Security news that informs and inspires

Meta Lawsuit Cracks Down on Facebook Phishing Scams


A new lawsuit from Meta seeks to uncover the operators behind 39,000 phishing sites that have attempted to steal Facebook, Instagram and WhatsApp users' credentials.

Meta has filed a lawsuit in a California court aimed at disrupting phishing attacks that pretend to be login pages for Facebook, Messenger, Instagram and WhatsApp.

The lawsuit in particular focused on a phishing scheme that involved more than 39,000 phishing login pages that prompted users to enter their usernames and passwords. Attackers utilized a service from a cloud company called Ngrok in order to relay Internet traffic to their phishing websites, which obfuscated where the websites were hosted.

“Starting in March 2021, when the volume of these attacks increased, we worked with the relay service to suspend thousands of URLs to the phishing websites,” said Jessica Romero, director of Platform Enforcement and Litigation at Meta, in a Monday post.

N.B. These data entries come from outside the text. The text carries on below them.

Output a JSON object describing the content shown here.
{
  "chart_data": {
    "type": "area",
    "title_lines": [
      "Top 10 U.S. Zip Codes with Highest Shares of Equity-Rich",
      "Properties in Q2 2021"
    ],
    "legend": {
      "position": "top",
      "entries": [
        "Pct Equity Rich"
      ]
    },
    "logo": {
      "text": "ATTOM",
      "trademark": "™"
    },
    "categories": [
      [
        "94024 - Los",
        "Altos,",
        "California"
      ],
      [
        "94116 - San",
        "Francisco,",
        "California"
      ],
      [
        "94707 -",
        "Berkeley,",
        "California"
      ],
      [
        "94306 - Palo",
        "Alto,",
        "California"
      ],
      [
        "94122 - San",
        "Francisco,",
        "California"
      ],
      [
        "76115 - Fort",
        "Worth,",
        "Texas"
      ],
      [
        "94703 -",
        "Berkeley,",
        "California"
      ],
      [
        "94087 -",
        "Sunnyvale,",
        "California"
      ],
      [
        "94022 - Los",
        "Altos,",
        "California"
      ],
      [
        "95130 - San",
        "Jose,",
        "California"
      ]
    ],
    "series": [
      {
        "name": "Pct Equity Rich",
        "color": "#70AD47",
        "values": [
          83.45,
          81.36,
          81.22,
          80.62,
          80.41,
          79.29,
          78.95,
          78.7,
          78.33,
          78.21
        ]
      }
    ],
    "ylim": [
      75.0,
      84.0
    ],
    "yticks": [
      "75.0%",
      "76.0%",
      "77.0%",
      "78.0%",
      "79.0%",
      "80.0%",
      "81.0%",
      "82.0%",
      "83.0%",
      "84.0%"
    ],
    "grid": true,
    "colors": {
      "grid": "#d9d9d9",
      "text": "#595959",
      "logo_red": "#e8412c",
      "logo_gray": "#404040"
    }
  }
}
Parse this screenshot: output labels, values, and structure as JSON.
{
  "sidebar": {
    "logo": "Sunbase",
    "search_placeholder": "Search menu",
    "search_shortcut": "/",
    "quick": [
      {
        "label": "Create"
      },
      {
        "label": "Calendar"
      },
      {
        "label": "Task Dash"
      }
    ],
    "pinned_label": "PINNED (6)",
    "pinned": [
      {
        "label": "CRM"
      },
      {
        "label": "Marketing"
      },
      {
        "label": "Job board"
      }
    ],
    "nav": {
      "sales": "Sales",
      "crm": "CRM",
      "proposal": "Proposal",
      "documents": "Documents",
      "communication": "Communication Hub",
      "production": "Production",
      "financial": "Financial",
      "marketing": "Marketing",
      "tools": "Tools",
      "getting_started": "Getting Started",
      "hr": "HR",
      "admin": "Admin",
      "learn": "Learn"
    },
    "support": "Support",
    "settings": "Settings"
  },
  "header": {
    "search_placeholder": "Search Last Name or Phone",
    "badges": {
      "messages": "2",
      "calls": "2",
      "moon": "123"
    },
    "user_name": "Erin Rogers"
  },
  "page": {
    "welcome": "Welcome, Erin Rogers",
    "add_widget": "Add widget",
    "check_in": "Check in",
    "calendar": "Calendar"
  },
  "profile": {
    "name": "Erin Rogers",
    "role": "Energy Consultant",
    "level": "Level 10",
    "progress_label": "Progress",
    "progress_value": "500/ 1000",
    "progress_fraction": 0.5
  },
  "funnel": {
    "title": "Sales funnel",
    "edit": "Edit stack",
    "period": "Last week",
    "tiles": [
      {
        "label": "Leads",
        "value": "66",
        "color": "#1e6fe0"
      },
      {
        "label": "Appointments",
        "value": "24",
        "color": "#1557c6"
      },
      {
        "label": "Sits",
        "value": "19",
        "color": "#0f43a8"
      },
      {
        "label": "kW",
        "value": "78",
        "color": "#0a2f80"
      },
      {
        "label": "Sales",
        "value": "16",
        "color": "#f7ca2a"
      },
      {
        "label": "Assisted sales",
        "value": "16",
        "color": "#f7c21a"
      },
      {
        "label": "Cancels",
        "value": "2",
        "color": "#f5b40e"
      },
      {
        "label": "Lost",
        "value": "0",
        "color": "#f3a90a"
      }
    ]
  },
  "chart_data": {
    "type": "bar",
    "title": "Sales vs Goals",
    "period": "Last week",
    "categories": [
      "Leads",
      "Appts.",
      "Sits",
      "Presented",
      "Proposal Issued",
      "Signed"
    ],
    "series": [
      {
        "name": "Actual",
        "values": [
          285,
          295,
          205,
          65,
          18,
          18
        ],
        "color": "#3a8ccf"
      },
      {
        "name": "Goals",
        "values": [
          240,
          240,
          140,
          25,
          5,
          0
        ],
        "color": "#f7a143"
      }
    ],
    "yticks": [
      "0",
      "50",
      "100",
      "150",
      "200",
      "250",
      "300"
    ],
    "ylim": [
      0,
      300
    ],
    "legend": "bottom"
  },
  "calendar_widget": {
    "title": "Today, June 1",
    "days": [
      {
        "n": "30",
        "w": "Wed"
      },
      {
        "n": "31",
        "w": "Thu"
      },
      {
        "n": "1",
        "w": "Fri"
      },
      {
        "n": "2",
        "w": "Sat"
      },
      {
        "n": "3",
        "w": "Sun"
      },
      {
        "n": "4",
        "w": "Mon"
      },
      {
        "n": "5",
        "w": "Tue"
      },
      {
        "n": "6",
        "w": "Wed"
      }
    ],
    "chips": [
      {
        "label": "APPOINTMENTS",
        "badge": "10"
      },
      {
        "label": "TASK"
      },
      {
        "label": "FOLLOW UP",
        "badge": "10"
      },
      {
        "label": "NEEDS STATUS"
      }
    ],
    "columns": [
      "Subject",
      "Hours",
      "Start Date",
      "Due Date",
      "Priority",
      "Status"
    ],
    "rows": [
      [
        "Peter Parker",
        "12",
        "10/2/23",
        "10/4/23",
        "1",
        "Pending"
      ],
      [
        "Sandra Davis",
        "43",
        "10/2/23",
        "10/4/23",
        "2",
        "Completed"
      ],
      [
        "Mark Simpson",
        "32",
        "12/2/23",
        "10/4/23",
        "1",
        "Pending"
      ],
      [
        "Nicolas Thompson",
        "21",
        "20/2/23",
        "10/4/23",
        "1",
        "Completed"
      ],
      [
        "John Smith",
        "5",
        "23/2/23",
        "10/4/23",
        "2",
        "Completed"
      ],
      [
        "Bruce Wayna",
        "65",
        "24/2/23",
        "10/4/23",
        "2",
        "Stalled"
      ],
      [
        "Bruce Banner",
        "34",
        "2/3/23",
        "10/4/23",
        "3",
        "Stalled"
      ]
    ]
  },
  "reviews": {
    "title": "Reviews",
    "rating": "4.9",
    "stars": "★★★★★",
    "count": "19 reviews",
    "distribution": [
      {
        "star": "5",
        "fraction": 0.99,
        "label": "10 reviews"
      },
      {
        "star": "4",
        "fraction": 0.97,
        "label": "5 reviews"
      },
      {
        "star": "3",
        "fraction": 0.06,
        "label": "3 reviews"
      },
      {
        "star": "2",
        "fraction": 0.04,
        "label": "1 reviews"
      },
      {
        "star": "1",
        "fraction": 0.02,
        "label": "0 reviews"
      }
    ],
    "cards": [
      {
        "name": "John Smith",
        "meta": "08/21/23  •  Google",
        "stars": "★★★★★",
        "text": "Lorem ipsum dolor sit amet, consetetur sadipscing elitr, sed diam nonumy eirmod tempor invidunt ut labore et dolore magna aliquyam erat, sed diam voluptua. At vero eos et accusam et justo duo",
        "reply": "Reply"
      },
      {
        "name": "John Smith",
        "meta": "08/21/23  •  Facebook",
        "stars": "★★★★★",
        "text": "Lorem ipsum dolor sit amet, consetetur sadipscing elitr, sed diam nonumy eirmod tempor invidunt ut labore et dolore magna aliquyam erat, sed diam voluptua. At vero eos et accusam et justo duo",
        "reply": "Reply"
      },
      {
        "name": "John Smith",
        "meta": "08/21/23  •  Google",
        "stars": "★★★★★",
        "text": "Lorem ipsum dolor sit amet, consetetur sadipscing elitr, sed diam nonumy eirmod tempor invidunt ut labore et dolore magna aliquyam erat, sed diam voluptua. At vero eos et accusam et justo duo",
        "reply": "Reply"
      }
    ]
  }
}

However, the Facebook parent company wants to go a step further in seeking records to uncover the identities of the operators behind the phishing sites.

In its lawsuit, Meta said it is seeking $500,000 in damages from the attackers, stating that the company has been negatively impacted by the phishing landing pages through brand and reputational damage. The lawsuit said that attackers have violated Facebook’s Terms of Services, California’s Anti-Phishing Act and the Lanham Act, which governs trademarks and unfair competition.

“It will be interesting to see how the courts manage this lawsuit.”

The social media’s previous attempts at disrupting cybercriminal activities have differed in that the attackers were known and they were directly abusing Facebook’s platform rather than working through a relay service. In November, for instance, Meta took measures against hacking groups from Syria and Pakistan that were sending phishing links to Facebook users; disabling their accounts, blocking their domains from being posted on Facebook’s platform and alerting those who were targeted.

Hank Schless, senior manager of security solutions at Lookout, said that this lawsuit alone will not have a significant impact on the frequency of phishing campaigns - but “it could very well cause threat actors to at least think twice” before launching phishing attacks.

“As cyber law is still being developed, we frequently see actors from other countries indicted on charges like fraud, but rarely for the actual cyber act itself,” said Schless. “It will be interesting to see how the courts manage this lawsuit.”

Regardless of whether the lawsuit is effective or not, Romero sent a clear signal to these attackers looking to launch phishing attacks that leverage brands under the Meta umbrella: Meta has plans to continue collaborating with online hosting and service providers to disrupt phishing attacks as they occur.

“This lawsuit is one more step in our ongoing efforts to protect people’s safety and privacy, send a clear message to those trying to abuse our platform, and increase accountability of those who abuse technology,” said Romero. “We proactively block and report instances of abuse to the hosting and security community, domain name registrars, privacy/proxy services, and others.”